How do we know that the model is correct?
So to this point we know that we gathered information for a grid of squares so that each square has a value of many variables. We know that we can use the values of the variables to find where we are likely to have arch sites and where we are not likely to have arch sites. But how do we know that what we have predicted is correct? The answer is we validate that model by only using a portion, in this case 70%, of the survey area to build our model. Remember how I said, we use only the areas that we have surveyed to build our model. Well, in reality we only use 70% of the surveyed areas to make our model. The remaining 30% is saved to make sure that the model that we make actually works. Once we generate the model, we can apply it to the 30% that we saved to see how accurate it is at predicting those areas.
The nuts and bolts now that you know the basics.
1 - Step one use the known arch site locations to build a model
We take our dataset - the field office areas that have been surveyed - and add on what squares overlap with arch sites and which ones don’t.
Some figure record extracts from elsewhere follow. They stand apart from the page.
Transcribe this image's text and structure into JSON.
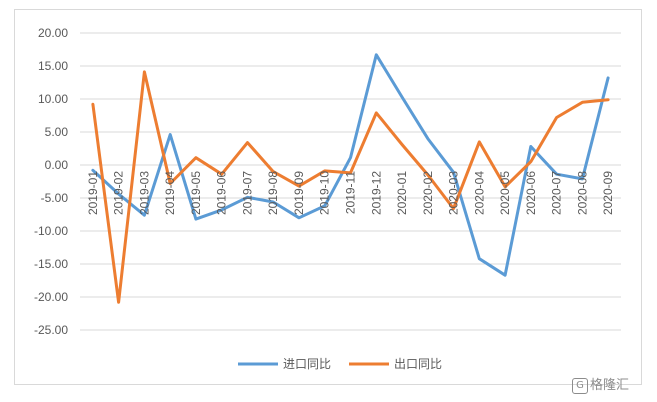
{
  "chart_data": {
    "type": "line",
    "title": "",
    "xlabel": "",
    "ylabel": "",
    "categories": [
      "2019-01",
      "2019-02",
      "2019-03",
      "2019-04",
      "2019-05",
      "2019-06",
      "2019-07",
      "2019-08",
      "2019-09",
      "2019-10",
      "2019-11",
      "2019-12",
      "2020-01",
      "2020-02",
      "2020-03",
      "2020-04",
      "2020-05",
      "2020-06",
      "2020-07",
      "2020-08",
      "2020-09"
    ],
    "ylim": [
      -25,
      20
    ],
    "ytick_labels": [
      "20.00",
      "15.00",
      "10.00",
      "5.00",
      "0.00",
      "-5.00",
      "-10.00",
      "-15.00",
      "-20.00",
      "-25.00"
    ],
    "ytick_values": [
      20,
      15,
      10,
      5,
      0,
      -5,
      -10,
      -15,
      -20,
      -25
    ],
    "grid": true,
    "legend_position": "bottom",
    "series": [
      {
        "name": "进口同比",
        "color": "#5b9bd5",
        "values": [
          -0.8,
          -4.4,
          -7.6,
          4.6,
          -8.2,
          -6.8,
          -4.9,
          -5.6,
          -8.0,
          -6.2,
          1.1,
          16.7,
          10.3,
          4.0,
          -1.1,
          -14.2,
          -16.7,
          2.8,
          -1.4,
          -2.1,
          13.2
        ]
      },
      {
        "name": "出口同比",
        "color": "#ed7d31",
        "values": [
          9.2,
          -20.8,
          14.1,
          -2.8,
          1.1,
          -1.4,
          3.4,
          -1.0,
          -3.2,
          -0.9,
          -1.2,
          7.9,
          3.1,
          -1.5,
          -6.6,
          3.5,
          -3.3,
          0.5,
          7.2,
          9.5,
          9.9
        ]
      }
    ]
  },
  "watermark": {
    "text": "格隆汇",
    "icon": "G-logo-icon"
  }
}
|Square ID||Distance to Water||Elevation||Aspect||ETC for ~20 Variables||Has Known Arch Site|
We take the dataset, which looks like the one above, and cut it randomly 70:30. The 70% is the training dataset because it will be used to train our model and the 30% is the testing dataset which will be used to test to see if the model we made is correct.
2 - Run the algorithm to build a model
We then run a Random Forest Machine Learning algorithm on our training dataset that determines which values of which variables, and their relationships, are most likely going to find an arch site. Once the computer has made these determinations we can save those attributes to be applied to any other dataset with the same variables (i.e. our testing dataset and any area with no arch survey like areas in our field office that we have not surveyed yet).
3 - Test the model
Now that those attributes are saved in our model we can apply them to the testing dataset. Remember we know where the arch sites are in both the training and testing datasets. When we apply the model to the testing dataset, if it is correct - predictive - it will tell us where the arch sites are and where they are not. If it is not predictive it will get a lot wrong. This process is where we learned that our model predicted arch sites 94% of the time. That means when we tested it, the model did not predict an arch site for only 6% of the sites.
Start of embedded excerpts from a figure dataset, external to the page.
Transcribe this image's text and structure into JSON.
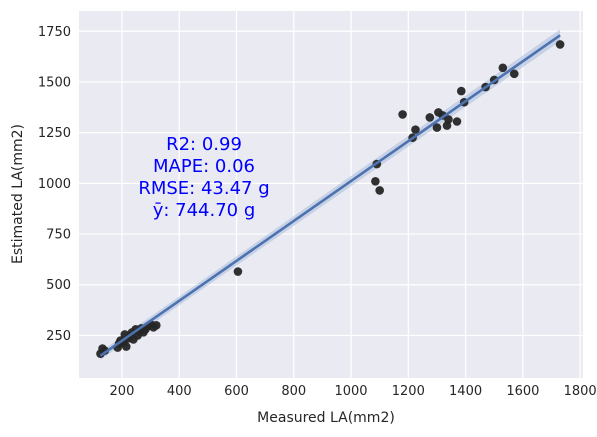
{
  "chart_data": {
    "type": "scatter",
    "xlabel": "Measured LA(mm2)",
    "ylabel": "Estimated LA(mm2)",
    "xlim": [
      50,
      1810
    ],
    "ylim": [
      40,
      1850
    ],
    "x_ticks": [
      200,
      400,
      600,
      800,
      1000,
      1200,
      1400,
      1600,
      1800
    ],
    "y_ticks": [
      250,
      500,
      750,
      1000,
      1250,
      1500,
      1750
    ],
    "grid": true,
    "background": "#eaeaf2",
    "point_color": "#262626",
    "line_color": "#4c72b0",
    "band_color": "#a8bcdc",
    "stat_color": "#0000ff",
    "annotations": [
      "R2: 0.99",
      "MAPE: 0.06",
      "RMSE: 43.47 g",
      "ȳ: 744.70 g"
    ],
    "regression_line": {
      "x": [
        125,
        1730
      ],
      "y": [
        150,
        1730
      ]
    },
    "points": [
      {
        "x": 125,
        "y": 160
      },
      {
        "x": 132,
        "y": 185
      },
      {
        "x": 140,
        "y": 175
      },
      {
        "x": 185,
        "y": 190
      },
      {
        "x": 190,
        "y": 210
      },
      {
        "x": 195,
        "y": 225
      },
      {
        "x": 205,
        "y": 215
      },
      {
        "x": 210,
        "y": 255
      },
      {
        "x": 215,
        "y": 195
      },
      {
        "x": 222,
        "y": 235
      },
      {
        "x": 228,
        "y": 245
      },
      {
        "x": 235,
        "y": 265
      },
      {
        "x": 240,
        "y": 230
      },
      {
        "x": 248,
        "y": 280
      },
      {
        "x": 255,
        "y": 250
      },
      {
        "x": 260,
        "y": 270
      },
      {
        "x": 268,
        "y": 285
      },
      {
        "x": 275,
        "y": 265
      },
      {
        "x": 282,
        "y": 280
      },
      {
        "x": 290,
        "y": 295
      },
      {
        "x": 300,
        "y": 305
      },
      {
        "x": 310,
        "y": 290
      },
      {
        "x": 320,
        "y": 300
      },
      {
        "x": 605,
        "y": 565
      },
      {
        "x": 1085,
        "y": 1010
      },
      {
        "x": 1090,
        "y": 1095
      },
      {
        "x": 1100,
        "y": 965
      },
      {
        "x": 1180,
        "y": 1340
      },
      {
        "x": 1215,
        "y": 1225
      },
      {
        "x": 1225,
        "y": 1265
      },
      {
        "x": 1275,
        "y": 1325
      },
      {
        "x": 1300,
        "y": 1275
      },
      {
        "x": 1305,
        "y": 1350
      },
      {
        "x": 1320,
        "y": 1335
      },
      {
        "x": 1335,
        "y": 1285
      },
      {
        "x": 1340,
        "y": 1315
      },
      {
        "x": 1370,
        "y": 1305
      },
      {
        "x": 1385,
        "y": 1455
      },
      {
        "x": 1395,
        "y": 1400
      },
      {
        "x": 1470,
        "y": 1475
      },
      {
        "x": 1500,
        "y": 1510
      },
      {
        "x": 1530,
        "y": 1570
      },
      {
        "x": 1570,
        "y": 1540
      },
      {
        "x": 1730,
        "y": 1685
      }
    ]
  }
}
And we now have a table that looks like this:
|Square ID||Distance to Water||Elevation||Aspect||ETC for ~20 Variables||Has Known Arch Site||Model Predicted|
|1||200||2000||N||…||Yes||Yes - Arch Site|
|4||100||4200||S||…||Yes||Yes - Arch Site|
To be clear there was some tweaking in the middle of this process. We used vegetation variables and soils variables and precipitation variables that didn’t seem to be very predictive. We built models at different resolutions, and 30m was the most accurate by a lot. But in a nut shell all we did was above.
4 - Apply to the rest of field office.
A model isn’t very helpful if it only predicts areas that we have already surveyed. The last step in the process is to apply the prediction to all areas of the field office that we have not surveyed.
To wrap up
So that is essentially how machine learning and a good dataset can predict where archaeological sites are on the landscape.